Hailsham residents fight back against ‘catastrophic’ plans for 300 new houses
A group of Hailsham residents has handed in a petition against plans for a new housing development.
The development includes associated public spaces, play areas, internal roads and parking, with access provided from Marshfoot Lane.
Hundreds of letters from residents objecting to the plans have been received by the council, and now a second petition has been handed in by residents from Marshfoot Lane who object to the plans.
The campaign group of residents said they feel like they’ve been ‘ignored at every single stage of this undemocratic process’.
Lynda Sparkes, the spokesperson for the group said, “We, as Marshfoot Lane residents, have fought this issue for the past four years. To say that we feel our voices and views have not been heard by Wealden Planning Committee South or consultees is an understatement.
“The issues are wide and the implications will affect everyone in Hailsham.
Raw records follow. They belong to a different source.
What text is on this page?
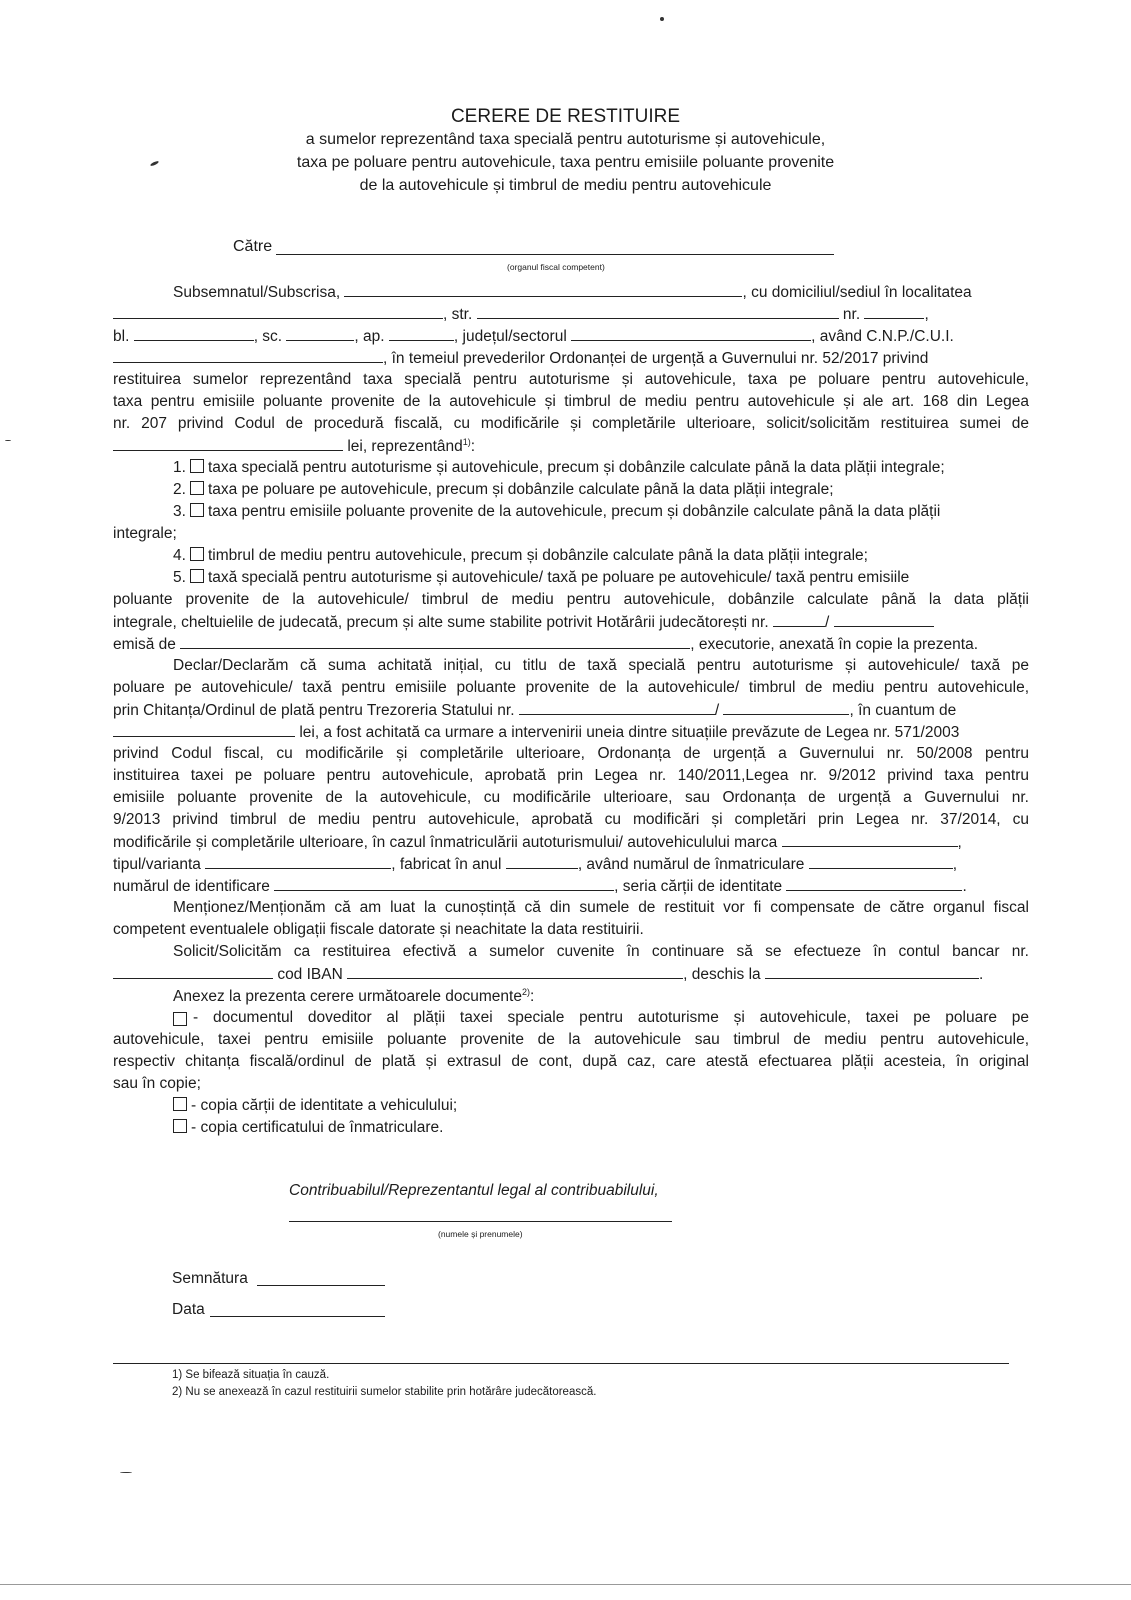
CERERE DE RESTITUIRE
a sumelor reprezentând taxa specială pentru autoturisme și autovehicule,
taxa pe poluare pentru autovehicule, taxa pentru emisiile poluante provenite
de la autovehicule și timbrul de mediu pentru autovehicule
Către
(organul fiscal competent)
Subsemnatul/Subscrisa,	, cu domiciliul/sediul în localitatea
, str.	nr.	,
bl.	, sc.	, ap.	, județul/sectorul	, având C.N.P./C.U.I.
, în temeiul prevederilor Ordonanței de urgență a Guvernului nr. 52/2017 privind
restituirea sumelor reprezentând taxa specială pentru autoturisme și autovehicule, taxa pe poluare pentru autovehicule,
taxa pentru emisiile poluante provenite de la autovehicule și timbrul de mediu pentru autovehicule și ale art. 168 din Legea
nr. 207 privind Codul de procedură fiscală, cu modificările și completările ulterioare, solicit/solicităm restituirea sumei de
lei, reprezentând$^{1)}$:
1. taxa specială pentru autoturisme și autovehicule, precum și dobânzile calculate până la data plății integrale;
2. taxa pe poluare pe autovehicule, precum și dobânzile calculate până la data plății integrale;
3. taxa pentru emisiile poluante provenite de la autovehicule, precum și dobânzile calculate până la data plății
integrale;
4. timbrul de mediu pentru autovehicule, precum și dobânzile calculate până la data plății integrale;
5. taxă specială pentru autoturisme și autovehicule/ taxă pe poluare pe autovehicule/ taxă pentru emisiile
poluante provenite de la autovehicule/ timbrul de mediu pentru autovehicule, dobânzile calculate până la data plății
integrale, cheltuielile de judecată, precum și alte sume stabilite potrivit Hotărârii judecătorești nr.	/
emisă de	, executorie, anexată în copie la prezenta.
Declar/Declarăm că suma achitată inițial, cu titlu de taxă specială pentru autoturisme și autovehicule/ taxă pe
poluare pe autovehicule/ taxă pentru emisiile poluante provenite de la autovehicule/ timbrul de mediu pentru autovehicule,
prin Chitanța/Ordinul de plată pentru Trezoreria Statului nr.	/	, în cuantum de
lei, a fost achitată ca urmare a intervenirii uneia dintre situațiile prevăzute de Legea nr. 571/2003
privind Codul fiscal, cu modificările și completările ulterioare, Ordonanța de urgență a Guvernului nr. 50/2008 pentru
instituirea taxei pe poluare pentru autovehicule, aprobată prin Legea nr. 140/2011,Legea nr. 9/2012 privind taxa pentru
emisiile poluante provenite de la autovehicule, cu modificările ulterioare, sau Ordonanța de urgență a Guvernului nr.
9/2013 privind timbrul de mediu pentru autovehicule, aprobată cu modificări și completări prin Legea nr. 37/2014, cu
modificările și completările ulterioare, în cazul înmatriculării autoturismului/ autovehiculului marca	,
tipul/varianta	, fabricat în anul	, având numărul de înmatriculare	,
numărul de identificare	, seria cărții de identitate	.
Menționez/Menționăm că am luat la cunoștință că din sumele de restituit vor fi compensate de către organul fiscal
competent eventualele obligații fiscale datorate și neachitate la data restituirii.
Solicit/Solicităm ca restituirea efectivă a sumelor cuvenite în continuare să se efectueze în contul bancar nr.
cod IBAN	, deschis la	.
Anexez la prezenta cerere următoarele documente$^{2)}$:
- documentul doveditor al plății taxei speciale pentru autoturisme și autovehicule, taxei pe poluare pe
autovehicule, taxei pentru emisiile poluante provenite de la autovehicule sau timbrul de mediu pentru autovehicule,
respectiv chitanța fiscală/ordinul de plată și extrasul de cont, după caz, care atestă efectuarea plății acesteia, în original
sau în copie;
- copia cărții de identitate a vehiculului;
- copia certificatului de înmatriculare.
Contribuabilul/Reprezentantul legal al contribuabilului,
(numele și prenumele)
Semnătura
Data
1) Se bifează situația în cauză.
2) Nu se anexează în cazul restituirii sumelor stabilite prin hotărâre judecătorească.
This development will impact Hailsham’s landscape, residents, infrastructure and traffic congestion for eternity.
“The impact of this development will ricochet throughout Hailsham and its environs as well as directly affect the lives of residents in and around Marshfoot Lane for in perpetuity.
“It is and will remain a contentious plan that will impact the entirety of Hailsham in every aspect: residents, schools, parking, businesses, congestion.”
The first petition submitted said, “The proposal to build and develop the land can only have catastrophic effects.”
Problems raised around the plans include the increase in traffic, noise and light pollution, sewage and flooding issues. The site is close to Pevensey Levels too, a wetland site of special scientific interest, so there are worries around the environmental impact on wilflife and nature too.
In relation to this, the petition said, “Apart from the detrimental impact on landscape and locality, there would be destruction of traditional field patters, environmental damage to ecosystems and food webs.
“A housing development would be out of context. There would be urbanisation and the particular charm and beauty of arable pastures would be lost.”
According to the documents submitted, the plans had various ecological surveys carried out to ensure that protected species and local wildlife have been considered within the development and emission mitigation assessments have taken place too.
Flooding is a concern of campaigners. The petition says the development would be built on a Flood Zone 1 and the proposed fields are already ‘directly affect by flooding’ according to residents.
The petition said, “Flood Zone 2 is looming. As forecast, in 19 years’ time this situation will only worsen.”
In response to this, the planning documents submitted to Wealden District Council say ‘the underlying geology is not suitable for infiltration sustainable drainage systems, but the onsite watercourses will provide a suitable outfall for the surface water from the development’.
Plans say, “Given the prevailing ground conditions, infiltration is not a viable option. Therefore, the surface water runoff generated by the development will outfall into the watercourses that bisect or run adjacent to the site. The entire onsite surface water drainage networks, will discharge to their respective outfalls via gravity.”
Access to the site through Marshfoot Lane is a recurring worry raised in letters from residents too.
The petition says the access would be via ‘a small, narrow rural, dead end lane with no turning points’ which already has a number of sites along it including two schools, a residential home, a cattery and a football ground.
On the subject of access, the planning documents say, “Development site access will divert Marshfoot Lane into the site with the existing lane forming a priority junction within the vicinity of the cattery.”
A travel plan has also been submitted by the developers to try and reduce the number of private cars coming in and out of the site with the hope of producing a sustainable development with ‘safe and suitable access’. Traffic flow will also be monitored, according to the plans.
The spokesperson for the campaign group said, “Already it is a health and safety issue with parking, reducing it to single lane traffic impairing visibility and making it hard to navigate. Speeding traffic adds to the dangers. To add 300 houses and the associated traffic to this then only chaos and congestion will ensue.”
Resident are continuing to fight against the plans.
Penny Galitzine said, “The south of Wealden has seen an astronomical increase in huge housing developments over the last 15 years and as residents of this area it is time to call a halt.”
Marian Cryer said, “The area cannot cope with anymore new buildings. The roads were not designed to cope with so much traffic. The environment will be effected by flooding and pollution. This application for 300 new home is a mistake and should be stopped now.”
The plans are a ‘hideous overdevelopment’, according to Margaret and Charles Harding.
Roger and Joy Poppy said, “This development in Marshfoot Lane will undoubtedly have dire consequences for the Pevensey Levels and Hailsham in general because of the increased congestion.”
Speaking after handing in the petition on June 22, the spokesperson for the campaign group said, “This Petition touches the surface of residents of Hailsham’s depth of feelings towards this inappropriate plan. Will Hailsham residents’ voices be heard?”